Magdalena Fręch piszę historię w Australian Open
Poprzedni sezon potwierdził, że nastąpił przełom i kariera Magdaleny Fręch (69. WTA) zmierza w dobrym kierunku. Polka biła w nim rekordy najwyższego miejsca w rankingu WTA. Obecny sezon również rozpoczęła z przytupem i właśnie osiągnęła największy sukces w dotychczasowej karierze, awansując do IV rundy turnieju wielkoszlemowego Australian Open. Nie było o to łatwo. Już w I rundzie Polka musiała wychodzić z nielada opresji, jednak pokonała Australijkę Darię Saville (152. WTA). W II rundzie po raz pierwszy w karierze wygrała z tenisistką z TOP 20, eliminując z turnieju Francuzkę Caroline Garcię (19. WTA).

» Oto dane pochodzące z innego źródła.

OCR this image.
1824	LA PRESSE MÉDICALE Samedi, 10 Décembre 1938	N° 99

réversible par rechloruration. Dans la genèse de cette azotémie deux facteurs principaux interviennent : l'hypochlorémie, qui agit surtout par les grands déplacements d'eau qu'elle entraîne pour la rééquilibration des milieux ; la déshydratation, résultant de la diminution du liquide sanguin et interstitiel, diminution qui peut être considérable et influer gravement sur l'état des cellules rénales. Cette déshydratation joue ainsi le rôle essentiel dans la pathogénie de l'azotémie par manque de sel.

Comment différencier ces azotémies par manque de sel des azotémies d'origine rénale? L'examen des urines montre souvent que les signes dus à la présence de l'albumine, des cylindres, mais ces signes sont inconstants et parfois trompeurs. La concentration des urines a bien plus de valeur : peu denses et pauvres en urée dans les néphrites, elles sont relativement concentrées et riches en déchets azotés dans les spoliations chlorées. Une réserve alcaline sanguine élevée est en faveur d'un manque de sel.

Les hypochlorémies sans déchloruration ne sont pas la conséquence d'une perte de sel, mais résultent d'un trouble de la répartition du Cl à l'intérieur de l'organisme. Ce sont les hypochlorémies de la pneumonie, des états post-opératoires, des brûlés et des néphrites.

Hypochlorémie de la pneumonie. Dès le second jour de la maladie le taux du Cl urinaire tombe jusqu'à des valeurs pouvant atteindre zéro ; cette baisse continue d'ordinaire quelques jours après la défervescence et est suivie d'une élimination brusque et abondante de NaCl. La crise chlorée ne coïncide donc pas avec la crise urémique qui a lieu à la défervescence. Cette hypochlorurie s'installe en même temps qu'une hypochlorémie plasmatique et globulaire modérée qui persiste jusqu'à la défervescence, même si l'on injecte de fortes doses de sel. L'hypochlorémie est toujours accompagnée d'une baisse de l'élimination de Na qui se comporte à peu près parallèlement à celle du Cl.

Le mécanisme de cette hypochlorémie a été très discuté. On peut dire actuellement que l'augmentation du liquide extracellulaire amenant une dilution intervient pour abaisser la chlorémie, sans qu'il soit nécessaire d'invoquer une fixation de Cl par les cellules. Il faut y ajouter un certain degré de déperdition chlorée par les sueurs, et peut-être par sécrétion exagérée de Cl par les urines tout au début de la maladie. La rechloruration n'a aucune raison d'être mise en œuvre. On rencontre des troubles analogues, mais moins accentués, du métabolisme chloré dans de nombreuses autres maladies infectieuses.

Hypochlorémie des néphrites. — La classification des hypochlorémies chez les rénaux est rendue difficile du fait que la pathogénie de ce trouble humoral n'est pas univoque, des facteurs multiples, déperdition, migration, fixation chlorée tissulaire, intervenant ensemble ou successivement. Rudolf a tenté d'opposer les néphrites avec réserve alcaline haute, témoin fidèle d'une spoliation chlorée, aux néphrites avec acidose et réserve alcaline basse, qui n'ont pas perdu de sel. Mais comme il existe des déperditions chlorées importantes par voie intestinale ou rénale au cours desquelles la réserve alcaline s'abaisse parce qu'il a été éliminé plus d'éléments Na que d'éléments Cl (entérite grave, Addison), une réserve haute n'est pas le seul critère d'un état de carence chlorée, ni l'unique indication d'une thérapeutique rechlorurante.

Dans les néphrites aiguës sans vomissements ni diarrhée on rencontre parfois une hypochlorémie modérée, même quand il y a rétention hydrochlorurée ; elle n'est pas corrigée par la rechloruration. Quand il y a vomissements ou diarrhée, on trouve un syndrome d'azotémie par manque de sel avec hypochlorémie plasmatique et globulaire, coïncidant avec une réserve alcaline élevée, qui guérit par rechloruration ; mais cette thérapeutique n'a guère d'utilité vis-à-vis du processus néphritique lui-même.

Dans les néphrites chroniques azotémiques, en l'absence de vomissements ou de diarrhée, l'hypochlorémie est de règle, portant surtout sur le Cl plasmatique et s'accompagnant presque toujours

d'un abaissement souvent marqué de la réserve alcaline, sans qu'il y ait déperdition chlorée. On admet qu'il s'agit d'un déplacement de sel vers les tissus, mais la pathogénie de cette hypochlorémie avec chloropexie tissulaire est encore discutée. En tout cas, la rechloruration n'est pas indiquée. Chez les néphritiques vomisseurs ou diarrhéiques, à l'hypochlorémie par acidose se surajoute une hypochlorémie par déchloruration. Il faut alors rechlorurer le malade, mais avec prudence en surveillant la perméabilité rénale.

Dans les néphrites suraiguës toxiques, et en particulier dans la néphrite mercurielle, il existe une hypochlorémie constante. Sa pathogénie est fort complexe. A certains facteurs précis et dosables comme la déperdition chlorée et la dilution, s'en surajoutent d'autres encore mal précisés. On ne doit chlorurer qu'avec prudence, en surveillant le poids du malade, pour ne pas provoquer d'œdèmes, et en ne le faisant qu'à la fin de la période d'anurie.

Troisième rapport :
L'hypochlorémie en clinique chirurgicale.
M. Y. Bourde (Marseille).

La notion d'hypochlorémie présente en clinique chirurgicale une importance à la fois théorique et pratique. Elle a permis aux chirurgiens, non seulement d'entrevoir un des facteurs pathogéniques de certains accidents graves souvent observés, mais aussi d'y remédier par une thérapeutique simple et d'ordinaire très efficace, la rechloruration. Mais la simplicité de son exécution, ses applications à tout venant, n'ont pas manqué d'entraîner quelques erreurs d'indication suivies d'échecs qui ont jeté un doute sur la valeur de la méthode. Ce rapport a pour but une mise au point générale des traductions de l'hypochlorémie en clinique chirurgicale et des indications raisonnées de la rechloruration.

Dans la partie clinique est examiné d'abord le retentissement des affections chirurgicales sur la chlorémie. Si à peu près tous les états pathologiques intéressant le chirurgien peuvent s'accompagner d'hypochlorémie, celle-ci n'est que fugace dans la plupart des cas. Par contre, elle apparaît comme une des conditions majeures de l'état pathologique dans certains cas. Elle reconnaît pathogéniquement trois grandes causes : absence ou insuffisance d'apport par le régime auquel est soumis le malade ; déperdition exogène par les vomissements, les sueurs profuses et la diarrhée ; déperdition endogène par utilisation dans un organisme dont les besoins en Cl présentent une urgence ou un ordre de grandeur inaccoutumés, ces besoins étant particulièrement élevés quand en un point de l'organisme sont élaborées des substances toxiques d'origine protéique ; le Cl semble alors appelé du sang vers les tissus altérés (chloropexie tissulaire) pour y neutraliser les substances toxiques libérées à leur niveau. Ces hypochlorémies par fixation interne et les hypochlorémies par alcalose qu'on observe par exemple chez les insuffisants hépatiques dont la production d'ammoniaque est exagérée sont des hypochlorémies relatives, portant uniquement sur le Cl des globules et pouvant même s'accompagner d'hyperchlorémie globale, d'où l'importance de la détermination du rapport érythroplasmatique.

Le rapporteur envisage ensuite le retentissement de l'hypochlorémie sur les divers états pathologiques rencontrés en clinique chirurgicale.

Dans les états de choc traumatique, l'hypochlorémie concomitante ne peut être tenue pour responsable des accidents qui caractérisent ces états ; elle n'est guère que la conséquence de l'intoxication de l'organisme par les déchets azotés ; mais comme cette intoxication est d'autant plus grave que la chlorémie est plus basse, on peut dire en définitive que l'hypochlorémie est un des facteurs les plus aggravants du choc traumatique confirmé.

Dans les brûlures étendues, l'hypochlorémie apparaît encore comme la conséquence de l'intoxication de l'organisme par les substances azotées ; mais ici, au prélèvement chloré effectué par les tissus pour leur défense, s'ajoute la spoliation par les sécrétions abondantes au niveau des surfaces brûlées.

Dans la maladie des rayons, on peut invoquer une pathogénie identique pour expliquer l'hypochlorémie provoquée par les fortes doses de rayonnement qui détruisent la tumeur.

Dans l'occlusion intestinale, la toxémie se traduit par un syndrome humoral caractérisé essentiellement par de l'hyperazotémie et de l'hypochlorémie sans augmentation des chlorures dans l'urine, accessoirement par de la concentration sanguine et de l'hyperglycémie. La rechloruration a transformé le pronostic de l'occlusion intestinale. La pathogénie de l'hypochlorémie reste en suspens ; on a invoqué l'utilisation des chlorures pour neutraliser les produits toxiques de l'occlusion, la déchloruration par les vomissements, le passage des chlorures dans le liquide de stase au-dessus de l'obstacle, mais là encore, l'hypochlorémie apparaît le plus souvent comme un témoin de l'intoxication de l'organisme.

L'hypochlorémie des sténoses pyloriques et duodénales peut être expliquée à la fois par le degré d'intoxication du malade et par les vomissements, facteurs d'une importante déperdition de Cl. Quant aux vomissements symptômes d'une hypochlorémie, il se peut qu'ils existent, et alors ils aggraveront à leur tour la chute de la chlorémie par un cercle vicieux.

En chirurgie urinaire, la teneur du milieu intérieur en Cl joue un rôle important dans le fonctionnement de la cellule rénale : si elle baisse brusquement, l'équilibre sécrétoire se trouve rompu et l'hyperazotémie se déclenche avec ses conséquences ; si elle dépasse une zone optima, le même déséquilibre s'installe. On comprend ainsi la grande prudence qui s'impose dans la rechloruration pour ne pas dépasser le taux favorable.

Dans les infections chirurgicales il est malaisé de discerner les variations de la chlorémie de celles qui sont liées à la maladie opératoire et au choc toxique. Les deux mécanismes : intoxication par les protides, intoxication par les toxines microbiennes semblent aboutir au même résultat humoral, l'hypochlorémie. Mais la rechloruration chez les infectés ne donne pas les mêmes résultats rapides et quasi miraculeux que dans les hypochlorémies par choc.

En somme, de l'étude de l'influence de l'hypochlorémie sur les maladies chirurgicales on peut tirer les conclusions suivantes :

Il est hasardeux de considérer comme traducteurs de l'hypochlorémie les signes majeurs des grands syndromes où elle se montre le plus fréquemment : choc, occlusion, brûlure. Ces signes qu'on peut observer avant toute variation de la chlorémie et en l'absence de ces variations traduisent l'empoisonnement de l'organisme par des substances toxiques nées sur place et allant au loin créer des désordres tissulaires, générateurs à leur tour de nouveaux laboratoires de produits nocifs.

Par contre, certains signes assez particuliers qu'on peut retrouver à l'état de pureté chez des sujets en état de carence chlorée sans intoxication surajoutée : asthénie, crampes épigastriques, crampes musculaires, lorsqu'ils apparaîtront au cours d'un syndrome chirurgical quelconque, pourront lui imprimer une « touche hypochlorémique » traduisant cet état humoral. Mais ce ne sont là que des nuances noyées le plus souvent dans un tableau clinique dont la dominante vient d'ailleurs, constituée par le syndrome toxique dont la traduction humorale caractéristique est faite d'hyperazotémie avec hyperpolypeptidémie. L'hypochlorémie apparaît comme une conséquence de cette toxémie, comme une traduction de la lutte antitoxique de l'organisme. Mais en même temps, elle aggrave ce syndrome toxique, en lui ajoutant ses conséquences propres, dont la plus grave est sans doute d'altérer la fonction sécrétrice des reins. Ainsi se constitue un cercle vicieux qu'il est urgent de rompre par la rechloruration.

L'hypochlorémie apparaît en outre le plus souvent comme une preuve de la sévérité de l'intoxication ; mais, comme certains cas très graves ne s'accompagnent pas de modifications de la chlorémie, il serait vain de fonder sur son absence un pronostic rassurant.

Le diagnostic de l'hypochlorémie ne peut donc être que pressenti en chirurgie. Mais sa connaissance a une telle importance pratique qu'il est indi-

W III rundzie przeciwniczką Polki była kwalifikantka Anastazja Zacharowa (190. WTA) z Rosji. Spotkanie było niezwykle zacięte. Lepiej weszła w nie rywalka, która w pierwszym secie przełamała raz więcej i zakończyła go zwycięstwem 6:4. Magdalena Fręch nie mogła już sobie pozwolić na żaden błąd. Od początku drugiej partii przyspieszyła i tym razem to ona długo grała z przewagą przełamania. W końcówce rywalka odrobiła straty. Na szczęście nie podłamało to Magdaleny Fręch, która wygrała 7:5. Trzeci set był pełen zwrotów akcji. Obie przełamywały się z dużą regularnością. W pewnym momencie Rosjanka wyszła na 4:3 i miała swój serwis. Polka pokazała jednak klasę. Wygrała trzy kolejne gemy i to ona cieszy się z życiowego sukcesu.
Magdalena Fręch (Polska) – Anastazja Zacharowa (Rosja, Q) 4:6, 7:5, 6:4
Wielkie wyzwanie w IV rundzie
Teraz przed Magdaleną Fręch wielkie wyzwanie. Rozpędzona Polka w IV rundzie Australian Open zmierzy się z czwartą rakietą świata Amerykanką Coco Gauff (4. WTA). Oczywiście to rywalka będzie zdecydowaną faworytką do zwycięstwa. Póki co w Melbourne spisuje się doskonale i nie straciła ani jednego seta. Spotkanie wstępnie zaplanowano na niedzielę. Będzie to pierwszy mecz pomiędzy tymi tenisistkami.